La Voz del Interior is a daily Spanish language newspaper edited and published in Córdoba, capital of the province of Córdoba, Argentina and the second-largest city in the country. The newspaper is the leading daily in Córdoba, and one of the most important in the country outside of Buenos Aires.

The newspaper was founded on March 15, 1904, in Córdoba by businessman Silvestre Rafael Remonda and journalist Juan Dionisio Naso.
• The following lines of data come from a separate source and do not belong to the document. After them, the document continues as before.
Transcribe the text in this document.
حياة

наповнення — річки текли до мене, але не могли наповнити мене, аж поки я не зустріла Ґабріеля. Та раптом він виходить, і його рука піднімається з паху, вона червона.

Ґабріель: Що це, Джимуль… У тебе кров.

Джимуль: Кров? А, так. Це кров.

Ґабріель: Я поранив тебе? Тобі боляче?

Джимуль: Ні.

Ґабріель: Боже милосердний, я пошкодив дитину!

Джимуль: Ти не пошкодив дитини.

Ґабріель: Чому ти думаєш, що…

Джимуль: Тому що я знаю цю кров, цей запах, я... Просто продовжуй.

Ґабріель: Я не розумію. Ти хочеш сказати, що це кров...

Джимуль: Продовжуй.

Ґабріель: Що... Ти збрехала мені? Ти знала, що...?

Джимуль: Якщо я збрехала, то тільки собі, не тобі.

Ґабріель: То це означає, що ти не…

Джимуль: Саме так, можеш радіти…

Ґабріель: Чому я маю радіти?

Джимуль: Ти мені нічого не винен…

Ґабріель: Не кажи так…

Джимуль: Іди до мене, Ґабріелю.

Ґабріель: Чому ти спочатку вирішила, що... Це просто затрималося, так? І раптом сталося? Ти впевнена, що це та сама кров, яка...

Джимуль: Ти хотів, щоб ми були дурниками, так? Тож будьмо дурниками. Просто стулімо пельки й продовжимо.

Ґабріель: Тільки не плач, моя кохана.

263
The first issue contained only six pages, with the front page unusually displaying classified advertisements.

==Circulation==
La Voz had a circulation of 65,000 copies in 2000. According to third-party web analytics providers Alexa and SimilarWeb, La Voz website is the 51st and 92nd most-visited in Argentina respectively, as of August 2015. SimilarWeb rates the site as the tenth most-visited news website in Argentina, attracting almost 5 million visitors per month.

== Criticism ==
A controversy arose at the daily during the 2008 Argentine government conflict with the agricultural sector, where columnist Enrique Lacolla was censored and eventually fired before publishing a column opposing landowner lockouts titled "sedition of the agricultural sector". CISPREN (Círculo Sindical de la Prensa y la Comunicación de Córdoba, Circle Press Association and the Communication of Córdoba) condemned the episode.